Inaugural poet Amanda Gorman summoned images dire and triumphant Wednesday as she called out to the world “even as we grieved, we grew.”
In language referencing Biblical scripture and at times echoing the oratory of John F. Kennedy and the Rev. Martin Luther King Jr., the 22-year-old Gorman read with urgency and assertion as she began by asking, “Where can we find light/In this never-ending shade?” and used her own poetry and life story as an answer. The poem’s very title, “The Hill We Climb,” suggested both labor and transcendence.
“We did not feel prepared to be the heirs
Of such a terrifying hour.
But within it we’ve found the power
To author a new chapter,
To offer hope and laughter to ourselves.”
It was an extraordinary task for Gorman, the youngest by far of the poets who have read at presidential inaugurations since Kennedy invited Robert Frost in 1961, with other predecessors including Maya Angelou and Elizabeth Alexander. A native and resident of Los Angeles and the country’s first National Youth Poet Laureate, Gorman told the Associated Press last week that she planned to combine a message of hope for President Joseph Biden’s inaugural without ignoring “the evidence of discord and division.” She had completed a little more than half of “The Hill We Climb” before Jan. 6 and the siege of the U.S. Capitol by supporters of Donald Trump,
“That day gave me a second wave of energy to finish the poem,” Gorman told the AP. She had said that she would not mention Jan. 6 specifically, but her reference was unmistakable:
“We’ve seen a force that would shatter our nation rather than share it,
Would destroy our country if it meant delaying democracy.

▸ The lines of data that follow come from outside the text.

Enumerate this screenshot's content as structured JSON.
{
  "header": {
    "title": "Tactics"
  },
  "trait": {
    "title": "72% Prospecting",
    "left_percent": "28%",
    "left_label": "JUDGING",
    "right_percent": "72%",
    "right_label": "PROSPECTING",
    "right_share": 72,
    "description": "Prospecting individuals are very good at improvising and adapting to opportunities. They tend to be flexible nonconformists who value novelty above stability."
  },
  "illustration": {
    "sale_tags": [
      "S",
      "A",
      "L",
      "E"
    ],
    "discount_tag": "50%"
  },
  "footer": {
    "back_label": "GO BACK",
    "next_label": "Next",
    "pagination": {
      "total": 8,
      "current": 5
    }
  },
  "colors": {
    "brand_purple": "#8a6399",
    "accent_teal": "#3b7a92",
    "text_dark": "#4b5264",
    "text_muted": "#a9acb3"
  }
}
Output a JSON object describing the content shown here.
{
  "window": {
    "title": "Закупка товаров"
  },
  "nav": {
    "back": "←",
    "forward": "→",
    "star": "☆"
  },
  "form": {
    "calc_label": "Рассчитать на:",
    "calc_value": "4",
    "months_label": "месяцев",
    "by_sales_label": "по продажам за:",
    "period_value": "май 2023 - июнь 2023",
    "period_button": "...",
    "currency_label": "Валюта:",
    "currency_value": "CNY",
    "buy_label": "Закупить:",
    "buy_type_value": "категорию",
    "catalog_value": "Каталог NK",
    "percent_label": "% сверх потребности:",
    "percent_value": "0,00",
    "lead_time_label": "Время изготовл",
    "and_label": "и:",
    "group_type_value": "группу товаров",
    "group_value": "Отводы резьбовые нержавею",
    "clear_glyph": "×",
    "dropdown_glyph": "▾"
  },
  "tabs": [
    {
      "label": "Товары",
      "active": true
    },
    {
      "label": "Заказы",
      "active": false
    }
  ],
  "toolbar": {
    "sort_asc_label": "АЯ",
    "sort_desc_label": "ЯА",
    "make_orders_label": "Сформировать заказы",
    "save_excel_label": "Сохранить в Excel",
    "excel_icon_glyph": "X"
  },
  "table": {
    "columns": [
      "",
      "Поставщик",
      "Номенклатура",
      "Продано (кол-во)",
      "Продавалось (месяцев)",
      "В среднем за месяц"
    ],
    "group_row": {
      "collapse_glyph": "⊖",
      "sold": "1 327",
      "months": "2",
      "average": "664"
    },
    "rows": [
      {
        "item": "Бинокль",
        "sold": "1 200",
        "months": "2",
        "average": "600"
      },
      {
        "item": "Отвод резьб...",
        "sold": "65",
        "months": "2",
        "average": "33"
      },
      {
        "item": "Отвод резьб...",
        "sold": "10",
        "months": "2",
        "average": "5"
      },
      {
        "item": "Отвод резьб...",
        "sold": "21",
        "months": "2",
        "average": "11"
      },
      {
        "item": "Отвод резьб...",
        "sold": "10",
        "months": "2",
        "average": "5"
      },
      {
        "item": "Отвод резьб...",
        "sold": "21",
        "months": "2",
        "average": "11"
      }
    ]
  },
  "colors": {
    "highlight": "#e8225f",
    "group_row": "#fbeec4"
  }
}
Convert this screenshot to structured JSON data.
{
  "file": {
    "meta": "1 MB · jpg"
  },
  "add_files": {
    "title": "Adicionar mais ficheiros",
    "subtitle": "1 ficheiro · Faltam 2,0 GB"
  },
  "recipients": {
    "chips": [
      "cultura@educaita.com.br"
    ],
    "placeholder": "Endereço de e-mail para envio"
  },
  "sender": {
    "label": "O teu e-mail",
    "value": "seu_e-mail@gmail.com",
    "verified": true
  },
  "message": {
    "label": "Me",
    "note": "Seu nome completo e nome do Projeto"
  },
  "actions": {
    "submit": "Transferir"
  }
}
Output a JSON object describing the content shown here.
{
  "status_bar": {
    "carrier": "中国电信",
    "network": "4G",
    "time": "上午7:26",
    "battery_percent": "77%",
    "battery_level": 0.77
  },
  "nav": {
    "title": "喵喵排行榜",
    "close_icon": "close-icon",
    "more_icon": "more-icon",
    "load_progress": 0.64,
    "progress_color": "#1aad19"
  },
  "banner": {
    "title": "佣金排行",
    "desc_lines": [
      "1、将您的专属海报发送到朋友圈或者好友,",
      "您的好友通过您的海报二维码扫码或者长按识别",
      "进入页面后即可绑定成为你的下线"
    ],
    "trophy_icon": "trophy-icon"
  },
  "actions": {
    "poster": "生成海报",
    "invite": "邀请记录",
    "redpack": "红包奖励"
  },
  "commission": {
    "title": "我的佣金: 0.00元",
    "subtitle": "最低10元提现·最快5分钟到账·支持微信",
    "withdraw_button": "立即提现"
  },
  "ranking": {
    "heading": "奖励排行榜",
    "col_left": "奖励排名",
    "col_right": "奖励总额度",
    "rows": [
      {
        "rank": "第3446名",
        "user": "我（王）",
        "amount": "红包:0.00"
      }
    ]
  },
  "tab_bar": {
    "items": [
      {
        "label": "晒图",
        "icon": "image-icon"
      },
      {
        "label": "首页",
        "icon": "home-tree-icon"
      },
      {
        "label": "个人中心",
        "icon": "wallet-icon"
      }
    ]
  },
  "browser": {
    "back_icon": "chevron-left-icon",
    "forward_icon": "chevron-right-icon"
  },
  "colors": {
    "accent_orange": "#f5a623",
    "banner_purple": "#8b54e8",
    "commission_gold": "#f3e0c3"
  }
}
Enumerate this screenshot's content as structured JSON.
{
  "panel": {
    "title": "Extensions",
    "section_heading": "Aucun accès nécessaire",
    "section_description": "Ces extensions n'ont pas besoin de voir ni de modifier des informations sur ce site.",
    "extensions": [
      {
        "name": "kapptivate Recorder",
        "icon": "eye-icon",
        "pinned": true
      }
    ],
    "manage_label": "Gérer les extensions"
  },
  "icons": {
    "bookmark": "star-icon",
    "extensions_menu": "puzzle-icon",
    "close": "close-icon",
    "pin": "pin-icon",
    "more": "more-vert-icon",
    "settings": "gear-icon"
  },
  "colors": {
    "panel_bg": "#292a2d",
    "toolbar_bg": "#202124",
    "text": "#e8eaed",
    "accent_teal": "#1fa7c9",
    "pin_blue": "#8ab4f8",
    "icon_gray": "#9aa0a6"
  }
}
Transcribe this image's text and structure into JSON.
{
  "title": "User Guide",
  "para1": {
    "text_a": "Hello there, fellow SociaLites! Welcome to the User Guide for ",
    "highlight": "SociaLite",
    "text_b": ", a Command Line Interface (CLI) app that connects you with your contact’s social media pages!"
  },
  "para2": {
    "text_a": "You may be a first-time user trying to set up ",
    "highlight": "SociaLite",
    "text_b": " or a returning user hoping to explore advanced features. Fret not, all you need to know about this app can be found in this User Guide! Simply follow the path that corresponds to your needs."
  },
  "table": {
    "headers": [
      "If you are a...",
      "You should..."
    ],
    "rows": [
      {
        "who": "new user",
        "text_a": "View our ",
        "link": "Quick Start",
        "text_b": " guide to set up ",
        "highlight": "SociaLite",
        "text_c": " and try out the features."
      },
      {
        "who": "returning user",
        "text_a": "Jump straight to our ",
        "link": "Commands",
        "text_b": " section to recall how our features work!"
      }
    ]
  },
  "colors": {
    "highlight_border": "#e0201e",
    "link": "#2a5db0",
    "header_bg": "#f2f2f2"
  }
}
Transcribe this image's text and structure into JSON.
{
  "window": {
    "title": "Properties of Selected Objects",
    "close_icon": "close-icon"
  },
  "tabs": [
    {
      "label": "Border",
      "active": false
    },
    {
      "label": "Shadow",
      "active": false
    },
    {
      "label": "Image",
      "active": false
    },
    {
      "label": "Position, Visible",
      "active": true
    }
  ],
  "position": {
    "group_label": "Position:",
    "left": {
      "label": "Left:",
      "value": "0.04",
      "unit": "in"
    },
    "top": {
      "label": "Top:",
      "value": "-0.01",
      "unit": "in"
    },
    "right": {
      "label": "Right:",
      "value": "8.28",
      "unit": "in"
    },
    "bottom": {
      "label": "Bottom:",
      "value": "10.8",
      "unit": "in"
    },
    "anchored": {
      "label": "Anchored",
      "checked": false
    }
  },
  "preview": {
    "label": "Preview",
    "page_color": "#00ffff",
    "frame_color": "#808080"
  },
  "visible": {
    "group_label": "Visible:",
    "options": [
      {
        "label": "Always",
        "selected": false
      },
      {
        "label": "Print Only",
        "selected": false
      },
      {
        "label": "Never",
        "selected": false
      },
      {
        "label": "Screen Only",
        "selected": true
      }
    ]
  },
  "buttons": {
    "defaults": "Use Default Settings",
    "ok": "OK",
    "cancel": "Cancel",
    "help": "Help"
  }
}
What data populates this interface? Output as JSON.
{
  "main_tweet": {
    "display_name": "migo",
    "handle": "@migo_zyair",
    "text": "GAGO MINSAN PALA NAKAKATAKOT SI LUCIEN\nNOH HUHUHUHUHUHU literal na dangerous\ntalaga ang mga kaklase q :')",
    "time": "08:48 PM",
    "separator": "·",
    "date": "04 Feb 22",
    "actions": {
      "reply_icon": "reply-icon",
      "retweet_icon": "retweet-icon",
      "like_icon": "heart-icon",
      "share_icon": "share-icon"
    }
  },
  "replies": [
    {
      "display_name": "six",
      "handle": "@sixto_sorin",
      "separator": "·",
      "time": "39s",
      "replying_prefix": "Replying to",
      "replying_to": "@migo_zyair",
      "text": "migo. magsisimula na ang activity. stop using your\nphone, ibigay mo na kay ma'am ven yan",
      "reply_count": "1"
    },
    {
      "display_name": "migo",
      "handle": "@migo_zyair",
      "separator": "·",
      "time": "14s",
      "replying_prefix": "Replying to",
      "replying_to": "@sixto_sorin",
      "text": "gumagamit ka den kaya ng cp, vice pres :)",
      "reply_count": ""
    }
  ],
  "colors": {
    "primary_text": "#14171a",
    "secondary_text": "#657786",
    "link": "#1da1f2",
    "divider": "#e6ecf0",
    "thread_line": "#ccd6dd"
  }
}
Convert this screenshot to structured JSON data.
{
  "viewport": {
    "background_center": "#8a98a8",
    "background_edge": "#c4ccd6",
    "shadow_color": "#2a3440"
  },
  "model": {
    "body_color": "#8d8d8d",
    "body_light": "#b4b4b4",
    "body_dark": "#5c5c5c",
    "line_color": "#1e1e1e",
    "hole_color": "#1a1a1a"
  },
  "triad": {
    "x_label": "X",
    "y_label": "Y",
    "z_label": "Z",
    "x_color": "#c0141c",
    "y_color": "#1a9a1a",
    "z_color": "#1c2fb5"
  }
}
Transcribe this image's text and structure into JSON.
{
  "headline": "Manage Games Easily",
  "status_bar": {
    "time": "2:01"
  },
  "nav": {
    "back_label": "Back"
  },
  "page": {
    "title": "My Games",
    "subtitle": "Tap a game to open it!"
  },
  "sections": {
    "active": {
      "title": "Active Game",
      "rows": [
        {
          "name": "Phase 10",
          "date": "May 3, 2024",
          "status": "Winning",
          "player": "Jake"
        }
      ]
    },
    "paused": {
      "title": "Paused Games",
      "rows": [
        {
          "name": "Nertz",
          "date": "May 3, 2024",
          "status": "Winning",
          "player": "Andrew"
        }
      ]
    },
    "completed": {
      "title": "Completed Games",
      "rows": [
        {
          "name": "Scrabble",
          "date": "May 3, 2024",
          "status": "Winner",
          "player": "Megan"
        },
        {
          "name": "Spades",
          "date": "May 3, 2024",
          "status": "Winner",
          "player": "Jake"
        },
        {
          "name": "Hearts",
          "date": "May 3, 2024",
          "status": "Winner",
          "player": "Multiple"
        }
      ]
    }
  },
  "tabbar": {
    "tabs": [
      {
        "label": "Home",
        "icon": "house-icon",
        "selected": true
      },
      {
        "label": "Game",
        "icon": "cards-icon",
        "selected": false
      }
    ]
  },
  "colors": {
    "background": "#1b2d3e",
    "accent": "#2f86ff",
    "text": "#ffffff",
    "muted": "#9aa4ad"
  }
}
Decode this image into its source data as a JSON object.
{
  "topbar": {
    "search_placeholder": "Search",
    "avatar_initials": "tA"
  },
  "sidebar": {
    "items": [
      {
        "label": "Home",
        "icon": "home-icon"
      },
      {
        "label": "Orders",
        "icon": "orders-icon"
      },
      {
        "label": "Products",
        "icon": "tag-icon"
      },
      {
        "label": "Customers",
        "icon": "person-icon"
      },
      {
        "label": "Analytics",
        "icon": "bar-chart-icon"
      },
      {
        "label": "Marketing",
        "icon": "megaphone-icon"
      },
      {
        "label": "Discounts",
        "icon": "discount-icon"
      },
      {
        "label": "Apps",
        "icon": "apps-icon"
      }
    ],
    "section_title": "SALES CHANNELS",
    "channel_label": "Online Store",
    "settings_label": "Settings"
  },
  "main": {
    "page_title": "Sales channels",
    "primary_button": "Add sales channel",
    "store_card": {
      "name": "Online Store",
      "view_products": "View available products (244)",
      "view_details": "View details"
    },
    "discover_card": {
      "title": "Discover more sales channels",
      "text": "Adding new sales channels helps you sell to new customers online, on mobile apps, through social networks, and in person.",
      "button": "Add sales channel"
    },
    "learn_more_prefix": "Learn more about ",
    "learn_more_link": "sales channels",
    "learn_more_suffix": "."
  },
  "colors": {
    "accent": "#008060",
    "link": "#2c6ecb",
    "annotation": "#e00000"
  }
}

And this effort very nearly succeeded.
But while democracy can be periodically delayed,
It can never be permanently defeated.”
Frost’s appearance at the Kennedy inaugural was a kind of valedictory — he was 86 and died two years later. Gorman’s career is just beginning. Her first two books come out later this year — the picture story “Change Things” and a bound edition of her inaugural poem. Ceremonial works are often quickly forgotten, but Angelou’s “On the Pulse Of the Morning,” which she read at the 1993 inaugural of President Bill Clinton, went on to sell more than 1 million copies as a book.
Invited to the inaugural late last month by first lady Jill Biden, Gorman has read at official occasions before — including a July 4 celebration when she was backed by the Boston Pops Orchestra. She has also made clear her desire to appear at a future inaugural, in a much greater capacity, an ambition she stated firmly in her poem.
“We, the successors of a country and a time,
Where a skinny black girl,
Descended from slaves and raised by a single mother,
Can dream of becoming president,
Only to find herself reciting for one.”